BELGIUM – The country’s largest pension fund, the e3.5bn Belgacom scheme, has postponed until August a key strategy review that could see part of an e300m inflow to the fund invested for the first time with new managers in hedge fund, property and credit briefs.

The fund, which presented the initial part of its investment review – conducted with Dutch consultant Ortec – to its board last week, says it does not want to leap into alternative investments particularly without first having rigorously checked the potential impact on the fund.

Philip Neyt, director general of the fund, comments:
“ Derivatives is the whole issue at the moment. It largely depends on the input that you put into the model.
“ Like in a lot of studies, especially with quantatitive models it’s OK if you put in high returns and low correlation/risk, because then that is what will come out. You don’t need to be an expert to see that.”

He notes that the fund is building some worst case scenarios into the system.
“ The problem with the alternative asset class is that the track record is rather short. Can it be sustained in the long-term?
“ We have seen data from 1990 up until now, but that was also an economic period which was rather a bull market, so the question is how do they react to bear markets and in a crisis. In a crisis we think that all the correlations will go up, so there are a lot of questions here about the optimisation of the system.”

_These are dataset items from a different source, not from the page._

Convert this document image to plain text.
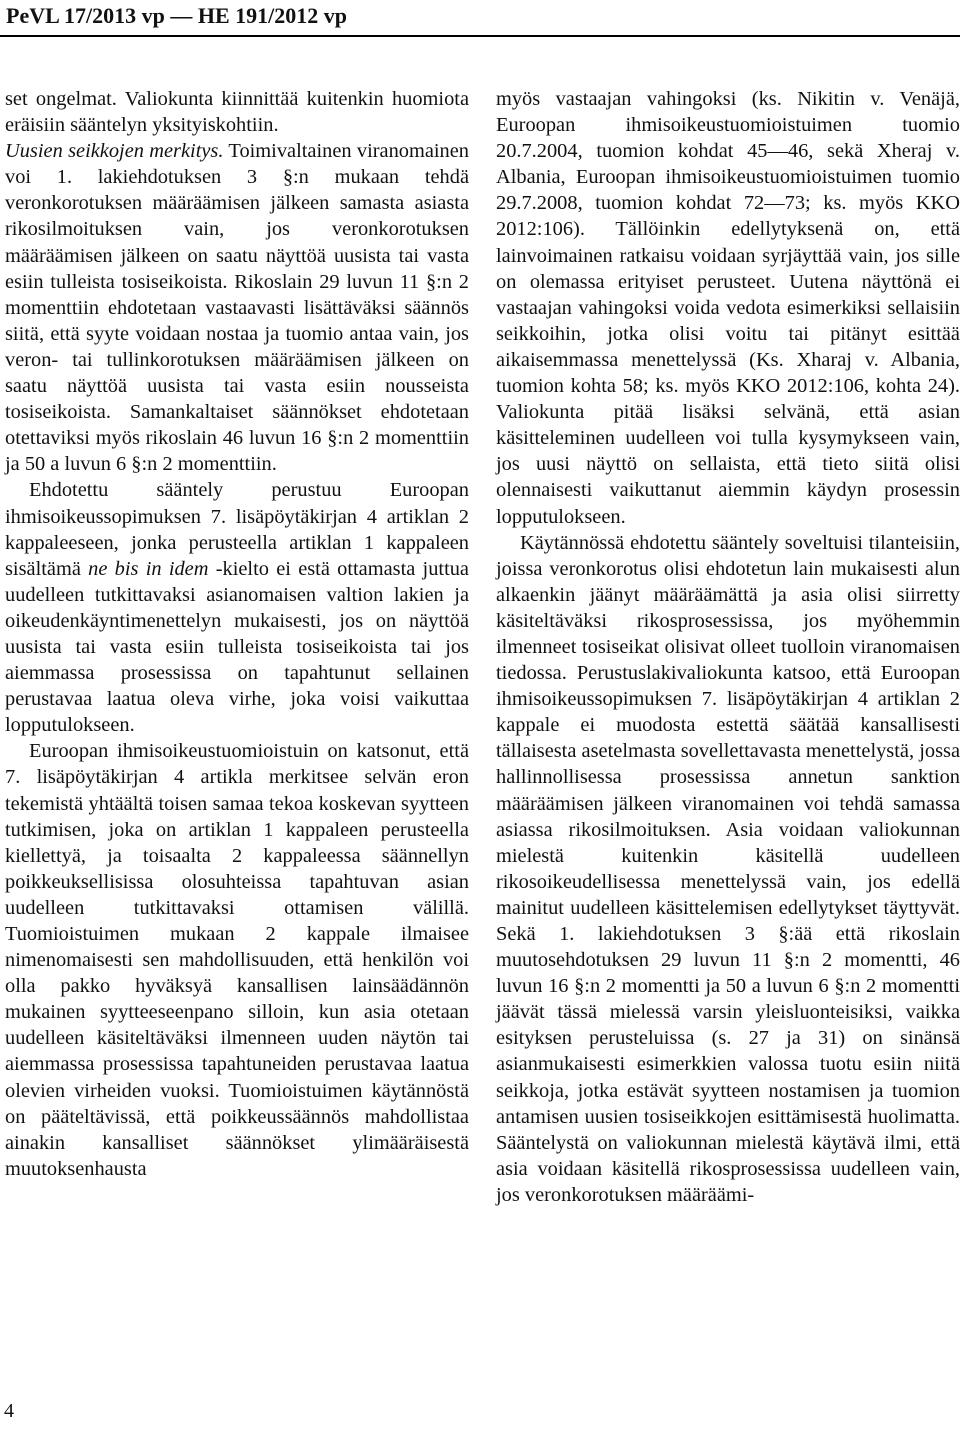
PeVL 17/2013 vp — HE 191/2012 vp

set ongelmat. Valiokunta kiinnittää kuitenkin huomiota eräisiin sääntelyn yksityiskohtiin.

Uusien seikkojen merkitys. Toimivaltainen viranomainen voi 1. lakiehdotuksen 3 §:n mukaan tehdä veronkorotuksen määräämisen jälkeen samasta asiasta rikosilmoituksen vain, jos veronkorotuksen määräämisen jälkeen on saatu näyttöä uusista tai vasta esiin tulleista tosiseikoista. Rikoslain 29 luvun 11 §:n 2 momenttiin ehdotetaan vastaavasti lisättäväksi säännös siitä, että syyte voidaan nostaa ja tuomio antaa vain, jos veron- tai tullinkorotuksen määräämisen jälkeen on saatu näyttöä uusista tai vasta esiin nousseista tosiseikoista. Samankaltaiset säännökset ehdotetaan otettaviksi myös rikoslain 46 luvun 16 §:n 2 momenttiin ja 50 a luvun 6 §:n 2 momenttiin.

Ehdotettu sääntely perustuu Euroopan ihmisoikeussopimuksen 7. lisäpöytäkirjan 4 artiklan 2 kappaleeseen, jonka perusteella artiklan 1 kappaleen sisältämä ne bis in idem -kielto ei estä ottamasta juttua uudelleen tutkittavaksi asianomaisen valtion lakien ja oikeudenkäyntimenettelyn mukaisesti, jos on näyttöä uusista tai vasta esiin tulleista tosiseikoista tai jos aiemmassa prosessissa on tapahtunut sellainen perustavaa laatua oleva virhe, joka voisi vaikuttaa lopputulokseen.

Euroopan ihmisoikeustuomioistuin on katsonut, että 7. lisäpöytäkirjan 4 artikla merkitsee selvän eron tekemistä yhtäältä toisen samaa tekoa koskevan syytteen tutkimisen, joka on artiklan 1 kappaleen perusteella kiellettyä, ja toisaalta 2 kappaleessa säännellyn poikkeuksellisissa olosuhteissa tapahtuvan asian uudelleen tutkittavaksi ottamisen välillä. Tuomioistuimen mukaan 2 kappale ilmaisee nimenomaisesti sen mahdollisuuden, että henkilön voi olla pakko hyväksyä kansallisen lainsäädännön mukainen syytteeseenpano silloin, kun asia otetaan uudelleen käsiteltäväksi ilmenneen uuden näytön tai aiemmassa prosessissa tapahtuneiden perustavaa laatua olevien virheiden vuoksi. Tuomioistuimen käytännöstä on pääteltävissä, että poikkeussäännös mahdollistaa ainakin kansalliset säännökset ylimääräisestä muutoksenhausta

myös vastaajan vahingoksi (ks. Nikitin v. Venäjä, Euroopan ihmisoikeustuomioistuimen tuomio 20.7.2004, tuomion kohdat 45—46, sekä Xheraj v. Albania, Euroopan ihmisoikeustuomioistuimen tuomio 29.7.2008, tuomion kohdat 72—73; ks. myös KKO 2012:106). Tällöinkin edellytyksenä on, että lainvoimainen ratkaisu voidaan syrjäyttää vain, jos sille on olemassa erityiset perusteet. Uutena näyttönä ei vastaajan vahingoksi voida vedota esimerkiksi sellaisiin seikkoihin, jotka olisi voitu tai pitänyt esittää aikaisemmassa menettelyssä (Ks. Xharaj v. Albania, tuomion kohta 58; ks. myös KKO 2012:106, kohta 24). Valiokunta pitää lisäksi selvänä, että asian käsitteleminen uudelleen voi tulla kysymykseen vain, jos uusi näyttö on sellaista, että tieto siitä olisi olennaisesti vaikuttanut aiemmin käydyn prosessin lopputulokseen.

Käytännössä ehdotettu sääntely soveltuisi tilanteisiin, joissa veronkorotus olisi ehdotetun lain mukaisesti alun alkaenkin jäänyt määräämättä ja asia olisi siirretty käsiteltäväksi rikosprosessissa, jos myöhemmin ilmenneet tosiseikat olisivat olleet tuolloin viranomaisen tiedossa. Perustuslakivaliokunta katsoo, että Euroopan ihmisoikeussopimuksen 7. lisäpöytäkirjan 4 artiklan 2 kappale ei muodosta estettä säätää kansallisesti tällaisesta asetelmasta sovellettavasta menettelystä, jossa hallinnollisessa prosessissa annetun sanktion määräämisen jälkeen viranomainen voi tehdä samassa asiassa rikosilmoituksen. Asia voidaan valiokunnan mielestä kuitenkin käsitellä uudelleen rikosoikeudellisessa menettelyssä vain, jos edellä mainitut uudelleen käsittelemisen edellytykset täyttyvät. Sekä 1. lakiehdotuksen 3 §:ää että rikoslain muutosehdotuksen 29 luvun 11 §:n 2 momentti, 46 luvun 16 §:n 2 momentti ja 50 a luvun 6 §:n 2 momentti jäävät tässä mielessä varsin yleisluonteisiksi, vaikka esityksen perusteluissa (s. 27 ja 31) on sinänsä asianmukaisesti esimerkkien valossa tuotu esiin niitä seikkoja, jotka estävät syytteen nostamisen ja tuomion antamisen uusien tosiseikkojen esittämisestä huolimatta. Sääntelystä on valiokunnan mielestä käytävä ilmi, että asia voidaan käsitellä rikosprosessissa uudelleen vain, jos veronkorotuksen määräämi-

4
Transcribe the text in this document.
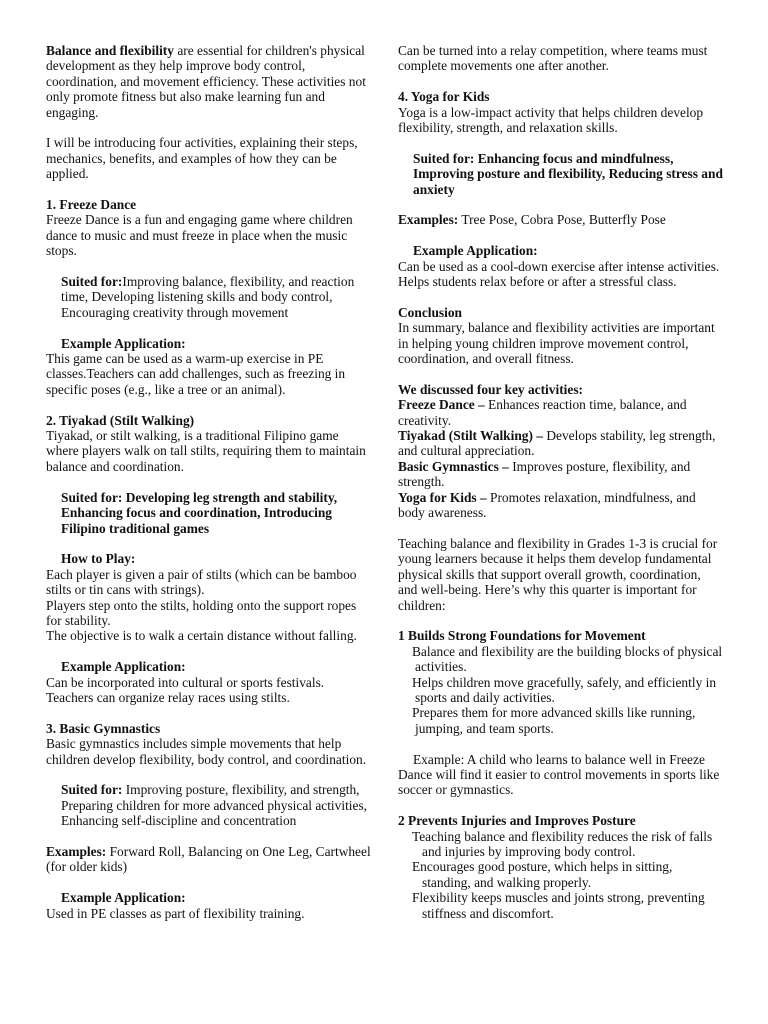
Balance and flexibility are essential for children's physical development as they help improve body control, coordination, and movement efficiency. These activities not only promote fitness but also make learning fun and engaging.

I will be introducing four activities, explaining their steps, mechanics, benefits, and examples of how they can be applied.

1. Freeze Dance

Freeze Dance is a fun and engaging game where children dance to music and must freeze in place when the music stops.

Suited for:Improving balance, flexibility, and reaction time, Developing listening skills and body control, Encouraging creativity through movement

Example Application:

This game can be used as a warm-up exercise in PE classes.Teachers can add challenges, such as freezing in specific poses (e.g., like a tree or an animal).

2. Tiyakad (Stilt Walking)

Tiyakad, or stilt walking, is a traditional Filipino game where players walk on tall stilts, requiring them to maintain balance and coordination.

Suited for: Developing leg strength and stability, Enhancing focus and coordination, Introducing Filipino traditional games

How to Play:

Each player is given a pair of stilts (which can be bamboo stilts or tin cans with strings).

Players step onto the stilts, holding onto the support ropes for stability.

The objective is to walk a certain distance without falling.

Example Application:

Can be incorporated into cultural or sports festivals.

Teachers can organize relay races using stilts.

3. Basic Gymnastics

Basic gymnastics includes simple movements that help children develop flexibility, body control, and coordination.

Suited for: Improving posture, flexibility, and strength, Preparing children for more advanced physical activities, Enhancing self-discipline and concentration

Examples: Forward Roll, Balancing on One Leg, Cartwheel (for older kids)

Example Application:

Used in PE classes as part of flexibility training.

Can be turned into a relay competition, where teams must complete movements one after another.

4. Yoga for Kids

Yoga is a low-impact activity that helps children develop flexibility, strength, and relaxation skills.

Suited for: Enhancing focus and mindfulness, Improving posture and flexibility, Reducing stress and anxiety

Examples: Tree Pose, Cobra Pose, Butterfly Pose

Example Application:

Can be used as a cool-down exercise after intense activities. Helps students relax before or after a stressful class.

Conclusion

In summary, balance and flexibility activities are important in helping young children improve movement control, coordination, and overall fitness.

We discussed four key activities:

Freeze Dance – Enhances reaction time, balance, and creativity.

Tiyakad (Stilt Walking) – Develops stability, leg strength, and cultural appreciation.

Basic Gymnastics – Improves posture, flexibility, and strength.

Yoga for Kids – Promotes relaxation, mindfulness, and body awareness.

Teaching balance and flexibility in Grades 1-3 is crucial for young learners because it helps them develop fundamental physical skills that support overall growth, coordination, and well-being. Here’s why this quarter is important for children:

1 Builds Strong Foundations for Movement

Balance and flexibility are the building blocks of physical activities.

Helps children move gracefully, safely, and efficiently in sports and daily activities.

Prepares them for more advanced skills like running, jumping, and team sports.

Example: A child who learns to balance well in Freeze Dance will find it easier to control movements in sports like soccer or gymnastics.

2 Prevents Injuries and Improves Posture

Teaching balance and flexibility reduces the risk of falls and injuries by improving body control.

Encourages good posture, which helps in sitting, standing, and walking properly.

Flexibility keeps muscles and joints strong, preventing stiffness and discomfort.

Neyt says Belgacom is also looking at the cost aspect of hedge fund investment, pointing out that the fund will take a fund of hedge funds approach.
“ We need to think about the cost of the hedge fund, the cost of the individual managers and things like performance related fees.”

Another point he raises is the possible saturation effect on the hedge fund market itself.
“ If everyone goes into hedge funds and if all pension funds are considering this then the efficiencies will come down, because we will all get only a small piece of the benefits.
“ We’ve put in a lot of questions.”

Neyt says the fund has for the first time built real estate into the strategic process.
“ We don’t have real-estate at the moment. We’ve also built in credits, because in the bond markets we will decrease government bonds and go more into credits.”

“ There is also the question of whether we should rebalance now, because we should be more in equities. Since last year though with the performance of bonds being much bigger than equities we are now below our target, which was to be 55% in equities – at the moment we are at around 46%, due to the market effect. So this will be both, new money plus rebalancing, he adds.

The e300m inflow to the fund is currently invested by Belgacom in equities futures.